3. Tariff and Supply Chain Exposure
The 10-K flags "supply chain constraints and macroeconomic conditions, including inflationary pressures and higher interest rates" and "tariffs" as material risks. Cintas sources uniforms, safety products, and materials globally. Tariff escalation could increase cost of goods sold, particularly for imported garments and safety equipment.

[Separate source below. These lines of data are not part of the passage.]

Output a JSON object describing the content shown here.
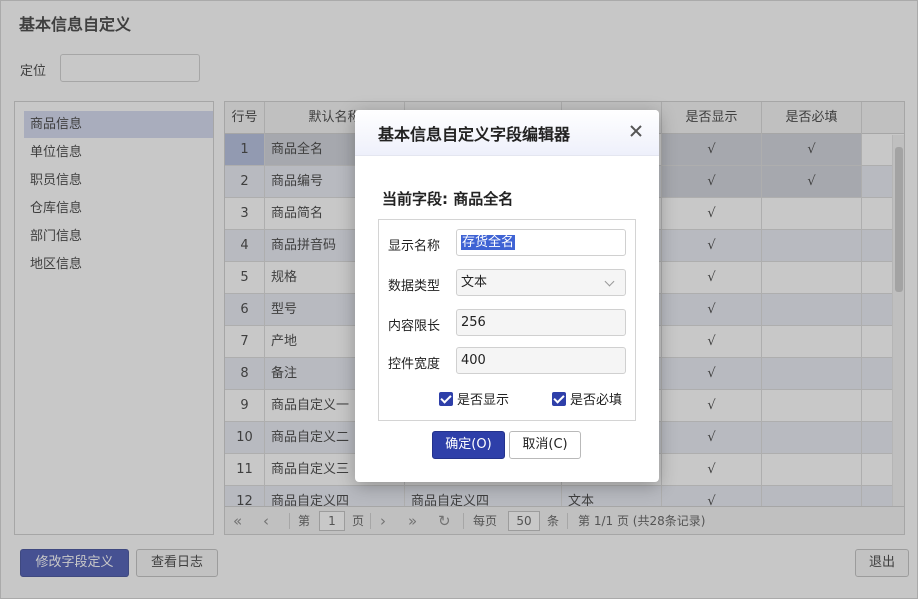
{
  "window": {
    "title": "基本信息自定义",
    "locate_label": "定位",
    "locate_value": ""
  },
  "left_list": [
    "商品信息",
    "单位信息",
    "职员信息",
    "仓库信息",
    "部门信息",
    "地区信息"
  ],
  "grid": {
    "headers": {
      "no": "行号",
      "name": "默认名称",
      "show": "是否显示",
      "required": "是否必填"
    },
    "rows": [
      {
        "no": "1",
        "name": "商品全名",
        "disp": "",
        "type": "",
        "show": "√",
        "req": "√"
      },
      {
        "no": "2",
        "name": "商品编号",
        "disp": "",
        "type": "",
        "show": "√",
        "req": "√"
      },
      {
        "no": "3",
        "name": "商品简名",
        "disp": "",
        "type": "",
        "show": "√",
        "req": ""
      },
      {
        "no": "4",
        "name": "商品拼音码",
        "disp": "",
        "type": "",
        "show": "√",
        "req": ""
      },
      {
        "no": "5",
        "name": "规格",
        "disp": "",
        "type": "",
        "show": "√",
        "req": ""
      },
      {
        "no": "6",
        "name": "型号",
        "disp": "",
        "type": "",
        "show": "√",
        "req": ""
      },
      {
        "no": "7",
        "name": "产地",
        "disp": "",
        "type": "",
        "show": "√",
        "req": ""
      },
      {
        "no": "8",
        "name": "备注",
        "disp": "",
        "type": "",
        "show": "√",
        "req": ""
      },
      {
        "no": "9",
        "name": "商品自定义一",
        "disp": "",
        "type": "",
        "show": "√",
        "req": ""
      },
      {
        "no": "10",
        "name": "商品自定义二",
        "disp": "",
        "type": "",
        "show": "√",
        "req": ""
      },
      {
        "no": "11",
        "name": "商品自定义三",
        "disp": "",
        "type": "",
        "show": "√",
        "req": ""
      },
      {
        "no": "12",
        "name": "商品自定义四",
        "disp": "商品自定义四",
        "type": "文本",
        "show": "√",
        "req": ""
      }
    ]
  },
  "pager": {
    "page_prefix": "第",
    "page_value": "1",
    "page_suffix": "页",
    "per_prefix": "每页",
    "per_value": "50",
    "per_suffix": "条",
    "summary": "第 1/1 页 (共28条记录)"
  },
  "buttons": {
    "modify": "修改字段定义",
    "log": "查看日志",
    "exit": "退出"
  },
  "dialog": {
    "title": "基本信息自定义字段编辑器",
    "current_field_label": "当前字段:",
    "current_field_value": "商品全名",
    "display_name_label": "显示名称",
    "display_name_value": "存货全名",
    "data_type_label": "数据类型",
    "data_type_value": "文本",
    "length_label": "内容限长",
    "length_value": "256",
    "width_label": "控件宽度",
    "width_value": "400",
    "show_label": "是否显示",
    "show_checked": true,
    "required_label": "是否必填",
    "required_checked": true,
    "ok_label": "确定(O)",
    "cancel_label": "取消(C)"
  },
  "colors": {
    "primary": "#2e3fa9",
    "selected_row": "#a9b5da",
    "alt_row": "#e5e8f2"
  }
}
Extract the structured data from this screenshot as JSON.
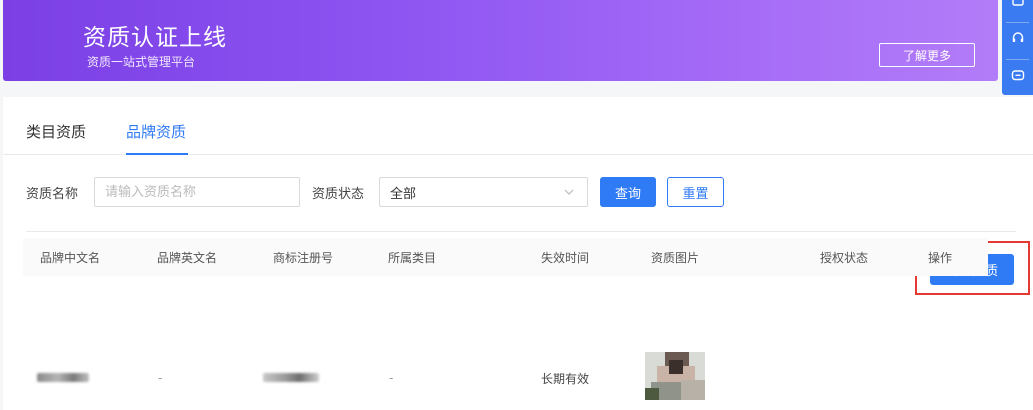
{
  "banner": {
    "title": "资质认证上线",
    "subtitle": "资质一站式管理平台",
    "more_label": "了解更多",
    "gradient_start": "#7b3fe4",
    "gradient_end": "#b27cf8"
  },
  "float_bar": {
    "color": "#3a7bf2",
    "items": [
      {
        "icon": "window-icon"
      },
      {
        "icon": "headset-icon"
      },
      {
        "icon": "chat-icon"
      }
    ]
  },
  "tabs": [
    {
      "label": "类目资质",
      "active": false
    },
    {
      "label": "品牌资质",
      "active": true
    }
  ],
  "filters": {
    "name_label": "资质名称",
    "name_placeholder": "请输入资质名称",
    "status_label": "资质状态",
    "status_value": "全部",
    "query_label": "查询",
    "reset_label": "重置"
  },
  "actions": {
    "new_label": "新建资质"
  },
  "table": {
    "columns": [
      "品牌中文名",
      "品牌英文名",
      "商标注册号",
      "所属类目",
      "失效时间",
      "资质图片",
      "授权状态",
      "操作"
    ],
    "rows": [
      {
        "brand_cn": "",
        "brand_en": "-",
        "trademark_no": "",
        "category": "-",
        "expiry": "长期有效",
        "image": "qualification-thumbnail",
        "auth_status": "",
        "operation": ""
      }
    ]
  },
  "colors": {
    "accent": "#2f7af5",
    "highlight": "#e53935"
  }
}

4. Environmental and Regulatory Compliance
The 10-K mentions "uncertainties regarding any existing or newly-discovered expenses and liabilities related to environmental compliance and remediation." Cintas operates laundry and cleaning facilities that generate wastewater and use chemicals. Environmental remediation liabilities are inherently uncertain and could result in unexpected charges.
Summary
| # | Check | Result |
|---|---|---|
| A1-A3 | Revenue Quality | Pass Watch Pass |
| B1-B4 | Expense Quality | Pass Pass Pass Pass |
| C1-C4 | Cash Flow Quality | Pass Pass Pass **Fail** |
| D1-D4 | Balance Sheet | **Fail** Pass Pass N/A |
| E1-E2 | M&A Risk | Pass Pass |
| F1 | Beneish M-Score | Pass |
Grade: B (overriding engine F). Two flags are structural, not signs of manipulation.

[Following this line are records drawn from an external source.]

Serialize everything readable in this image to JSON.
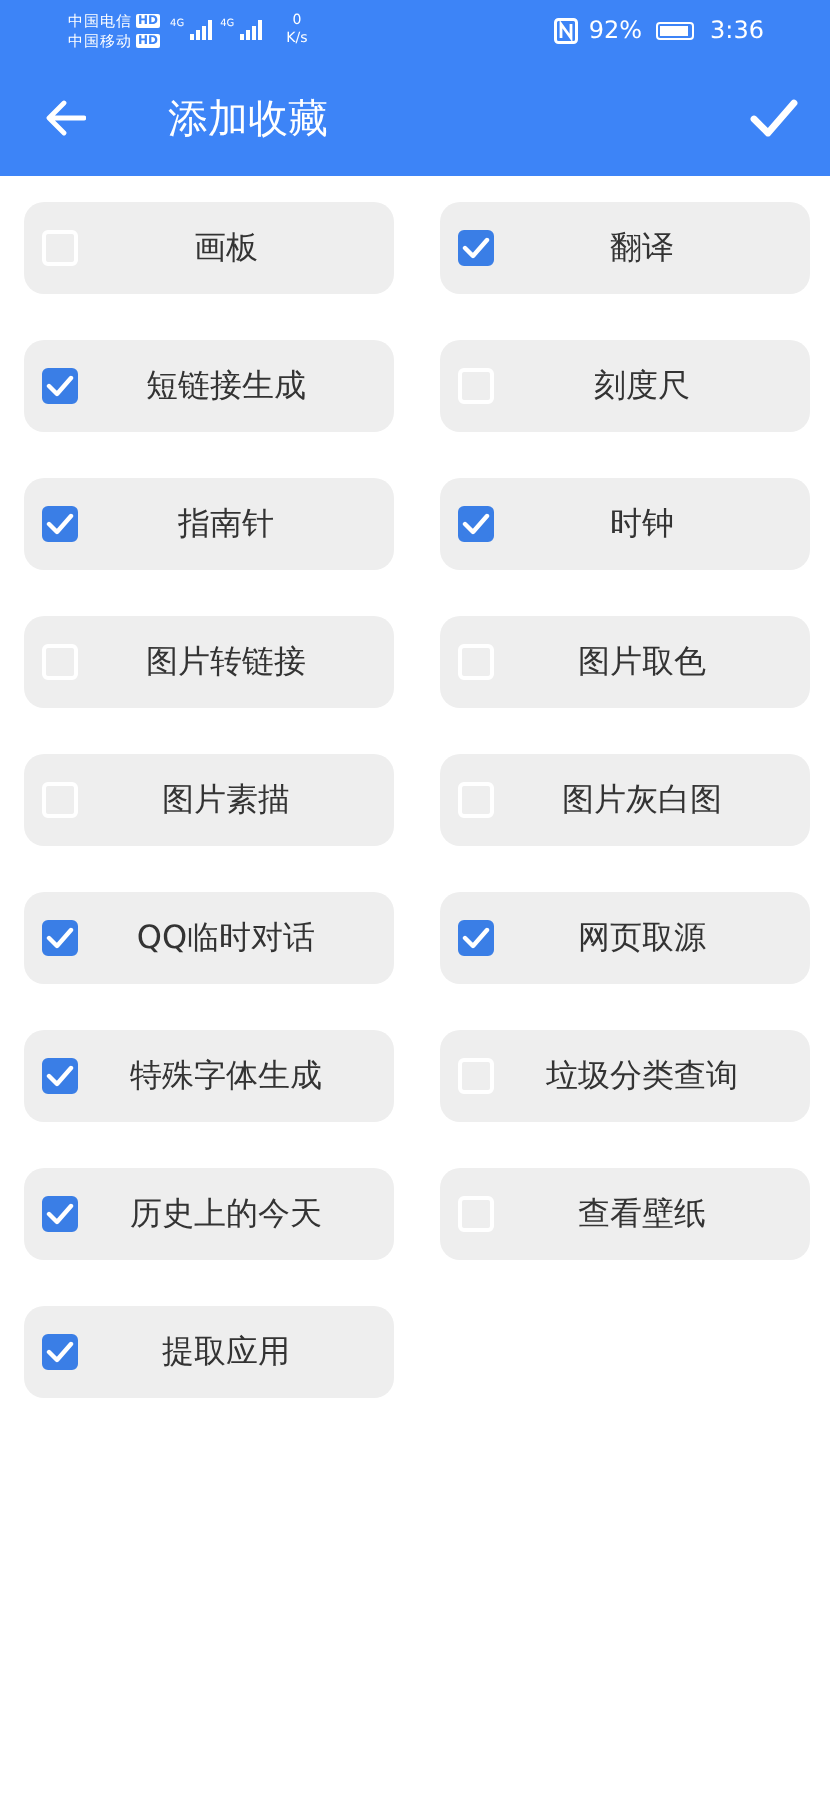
{
  "status_bar": {
    "carriers": [
      {
        "name": "中国电信",
        "badge": "HD"
      },
      {
        "name": "中国移动",
        "badge": "HD"
      }
    ],
    "networks": [
      "4G",
      "4G"
    ],
    "speed_value": "0",
    "speed_unit": "K/s",
    "battery_text": "92%",
    "time": "3:36"
  },
  "header": {
    "title": "添加收藏"
  },
  "items": [
    {
      "label": "画板",
      "checked": false
    },
    {
      "label": "翻译",
      "checked": true
    },
    {
      "label": "短链接生成",
      "checked": true
    },
    {
      "label": "刻度尺",
      "checked": false
    },
    {
      "label": "指南针",
      "checked": true
    },
    {
      "label": "时钟",
      "checked": true
    },
    {
      "label": "图片转链接",
      "checked": false
    },
    {
      "label": "图片取色",
      "checked": false
    },
    {
      "label": "图片素描",
      "checked": false
    },
    {
      "label": "图片灰白图",
      "checked": false
    },
    {
      "label": "QQ临时对话",
      "checked": true
    },
    {
      "label": "网页取源",
      "checked": true
    },
    {
      "label": "特殊字体生成",
      "checked": true
    },
    {
      "label": "垃圾分类查询",
      "checked": false
    },
    {
      "label": "历史上的今天",
      "checked": true
    },
    {
      "label": "查看壁纸",
      "checked": false
    },
    {
      "label": "提取应用",
      "checked": true
    }
  ]
}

The screening engine correctly flags Cintas for high goodwill (79% of equity) and low cash-to-debt coverage (10%). Both are real but explainable. Cintas is a serial acquirer in a fragmented industry — goodwill is the inevitable artifact of buying hundreds of local uniform and safety businesses over decades. The low cash balance reflects aggressive capital deployment, not liquidity stress: Debt/EBITDA is just 0.9x and interest coverage is 23.3x.

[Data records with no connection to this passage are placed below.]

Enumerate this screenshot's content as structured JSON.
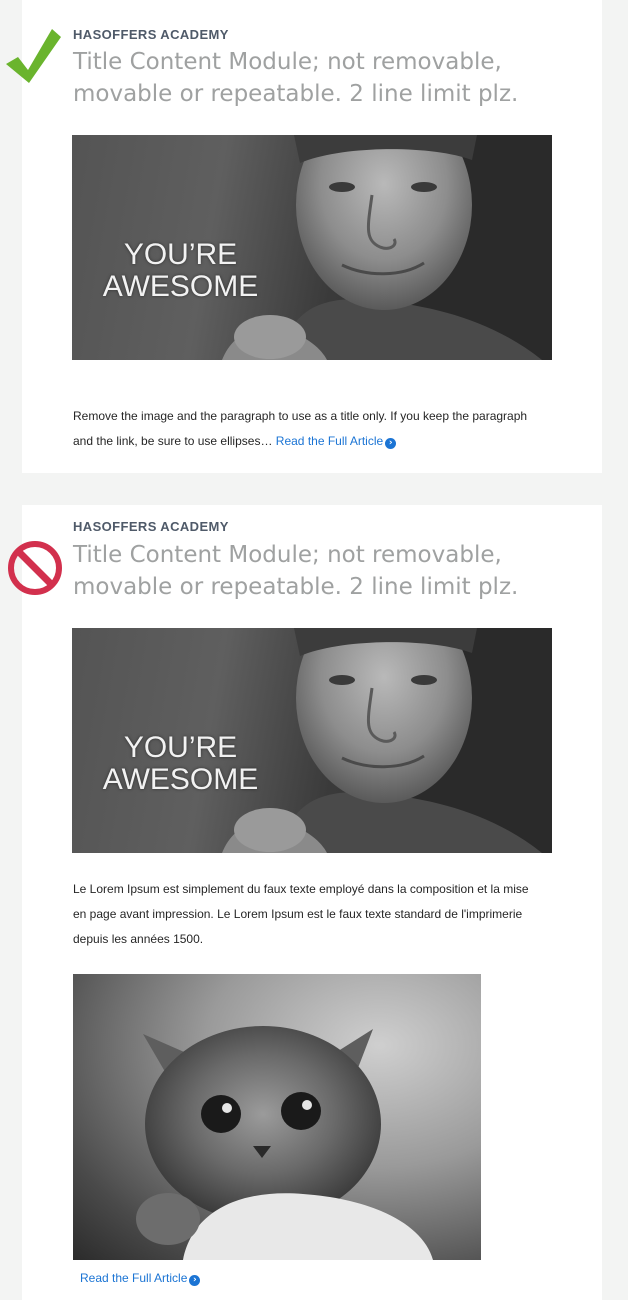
{
  "cards": [
    {
      "status": "approved",
      "eyebrow": "HASOFFERS ACADEMY",
      "title": "Title Content Module; not removable, movable or repeatable. 2 line limit plz.",
      "image_caption_line1": "YOU’RE",
      "image_caption_line2": "AWESOME",
      "paragraph": "Remove the image and the paragraph to use as a title only. If you keep the paragraph and the link, be sure to use ellipses…",
      "link_label": "Read the Full Article"
    },
    {
      "status": "rejected",
      "eyebrow": "HASOFFERS ACADEMY",
      "title": "Title Content Module; not removable, movable or repeatable. 2 line limit plz.",
      "image_caption_line1": "YOU’RE",
      "image_caption_line2": "AWESOME",
      "paragraph": "Le Lorem Ipsum est simplement du faux texte employé dans la composition et la mise en page avant impression. Le Lorem Ipsum est le faux texte standard de l'imprimerie depuis les années 1500.",
      "link_label": "Read the Full Article"
    }
  ],
  "icons": {
    "approved": "checkmark-icon",
    "rejected": "no-entry-icon",
    "link_chevron": "chevron-right-circle-icon"
  },
  "colors": {
    "page_background": "#f3f4f3",
    "card_background": "#ffffff",
    "eyebrow": "#4f5a69",
    "title": "#9fa1a1",
    "link": "#1b74d4",
    "check": "#6ab42d",
    "no_entry": "#d2304d"
  }
}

The underlying business quality is exceptional. Gross margin has expanded from 46.2% to 50.0% in four years. CFFO/NI consistently exceeds 1.18. FCF of $1.76B is 97% of net income. The M-Score is clean. The accruals ratio is deeply negative at -3.6%. Revenue growth of 8.0% organic in a mixed economy demonstrates the strength of the route-density model.
The A2 watch (AR outpacing revenue by nearly 2x) is the item to monitor going forward. If DSO continues expanding beyond 50 days, it could signal collection problems rather than new customer onboarding. For now, it is a yellow flag on an otherwise clean report.
From an earnings quality perspective, Cintas's profits are real, cash-backed, and growing. The risks are concentrated in the goodwill balance and the inherent uncertainty of acquisition integration — but decades of successful tuck-in deals and expanding margins suggest the company knows what it is doing.
**Disclaimer**: This report is based on Cintas Corporation's 10-K (fiscal year ended May 31, 2025, filed July 28, 2025, SEC EDGAR) and public financial data. This is NOT investment advice.